Adderall can increase the levels of some of the brain’s chemical messengers, like norepinephrine, epinephrine (adrenaline) and dopamine, which are partially responsible for making people feel good by enhancing pleasure. These messengers also ready the body for anything that may come its way by increasing alertness and activating the “fight-or-flight” response, the Columbia Science Review explains. These effects may be desirable, and someone abusing Adderall may be keen to recreate these good feelings.
Regular abuse of Adderall can actually alter the way these natural brain chemicals are produced and how they flow through the central nervous system, creating an imbalance that only the drug can then rectify.
This is when dependence has formed. When the drug is then removed or its use is stopped, uncomfortable withdrawal symptoms, like depression, fatigue, insomnia, difficulties concentrating or thinking clearly, memory issues, tremors, and anxiety, may occur. Oftentimes, withdrawal symptoms are the opposite experience of an Adderall “high.”Drug cravings and the desire to avoid withdrawal symptoms may translate into drug-seeking behaviors and compulsive Adderall abuse. Snorting Adderall may lead to an increased risk for developing an addiction to the drug, NIDA reports, as it sends the drug more quickly into the brain, thus creating the chemical changes more rapidly than swallowing the drug may.

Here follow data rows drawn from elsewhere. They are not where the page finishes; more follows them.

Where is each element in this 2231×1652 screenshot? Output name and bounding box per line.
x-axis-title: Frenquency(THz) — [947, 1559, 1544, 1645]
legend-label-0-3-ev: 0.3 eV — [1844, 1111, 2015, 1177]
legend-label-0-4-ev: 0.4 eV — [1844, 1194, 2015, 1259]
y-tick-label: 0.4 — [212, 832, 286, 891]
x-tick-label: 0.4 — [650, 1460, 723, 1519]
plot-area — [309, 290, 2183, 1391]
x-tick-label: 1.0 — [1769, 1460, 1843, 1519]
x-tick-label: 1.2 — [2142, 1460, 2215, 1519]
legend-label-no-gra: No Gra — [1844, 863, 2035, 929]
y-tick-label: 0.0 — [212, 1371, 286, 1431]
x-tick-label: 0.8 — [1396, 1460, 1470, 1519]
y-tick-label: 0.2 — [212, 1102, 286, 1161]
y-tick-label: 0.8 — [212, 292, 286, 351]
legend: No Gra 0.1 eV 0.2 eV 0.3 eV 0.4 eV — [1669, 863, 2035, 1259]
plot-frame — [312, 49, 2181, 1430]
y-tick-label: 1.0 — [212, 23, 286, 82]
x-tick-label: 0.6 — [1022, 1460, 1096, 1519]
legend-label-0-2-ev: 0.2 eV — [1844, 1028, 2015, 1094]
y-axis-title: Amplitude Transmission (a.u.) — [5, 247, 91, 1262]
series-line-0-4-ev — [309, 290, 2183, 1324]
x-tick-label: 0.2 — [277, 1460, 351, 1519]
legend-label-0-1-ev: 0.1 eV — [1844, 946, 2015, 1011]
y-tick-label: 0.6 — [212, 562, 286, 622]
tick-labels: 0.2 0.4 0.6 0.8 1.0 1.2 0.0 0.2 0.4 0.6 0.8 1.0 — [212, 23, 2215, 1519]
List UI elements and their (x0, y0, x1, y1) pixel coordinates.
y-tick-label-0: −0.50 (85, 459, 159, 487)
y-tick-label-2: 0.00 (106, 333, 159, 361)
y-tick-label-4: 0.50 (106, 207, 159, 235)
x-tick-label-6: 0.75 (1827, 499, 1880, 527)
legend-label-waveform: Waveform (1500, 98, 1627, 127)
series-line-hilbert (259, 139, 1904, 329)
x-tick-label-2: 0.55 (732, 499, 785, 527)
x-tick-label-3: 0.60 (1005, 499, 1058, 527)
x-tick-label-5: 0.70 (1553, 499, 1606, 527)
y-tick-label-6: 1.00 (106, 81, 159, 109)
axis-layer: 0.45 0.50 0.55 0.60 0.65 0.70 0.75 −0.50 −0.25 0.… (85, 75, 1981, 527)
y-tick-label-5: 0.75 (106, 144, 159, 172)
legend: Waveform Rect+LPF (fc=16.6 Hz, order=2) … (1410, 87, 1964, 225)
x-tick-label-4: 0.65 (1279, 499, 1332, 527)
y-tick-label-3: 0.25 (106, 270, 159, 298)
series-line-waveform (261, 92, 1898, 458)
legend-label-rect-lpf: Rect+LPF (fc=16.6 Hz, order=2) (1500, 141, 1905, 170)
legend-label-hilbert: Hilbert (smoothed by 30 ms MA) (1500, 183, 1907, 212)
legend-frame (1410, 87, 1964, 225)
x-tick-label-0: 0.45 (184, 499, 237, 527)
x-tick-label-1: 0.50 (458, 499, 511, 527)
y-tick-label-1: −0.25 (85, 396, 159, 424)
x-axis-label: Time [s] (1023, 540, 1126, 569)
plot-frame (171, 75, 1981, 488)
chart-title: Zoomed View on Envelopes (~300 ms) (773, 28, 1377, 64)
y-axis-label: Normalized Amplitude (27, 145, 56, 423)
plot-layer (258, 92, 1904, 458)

The National Survey on Drug Use and Health (NSDUH) published that in 2013, close to 1.5 million Americans aged 12 and older abused a prescription stimulant drug like Adderall at the time of, or in the month leading up to, the survey. Adderall abuse or addiction is associated with the following:
Adderall, when used as prescribed, may be beneficial for individuals battling ADHD; however, when snorted and used outside of a medicinal purpose, it can be dangerous. Abuse of Adderall can potentially cause a life-threatening overdose or other medical complications, and lead to addiction.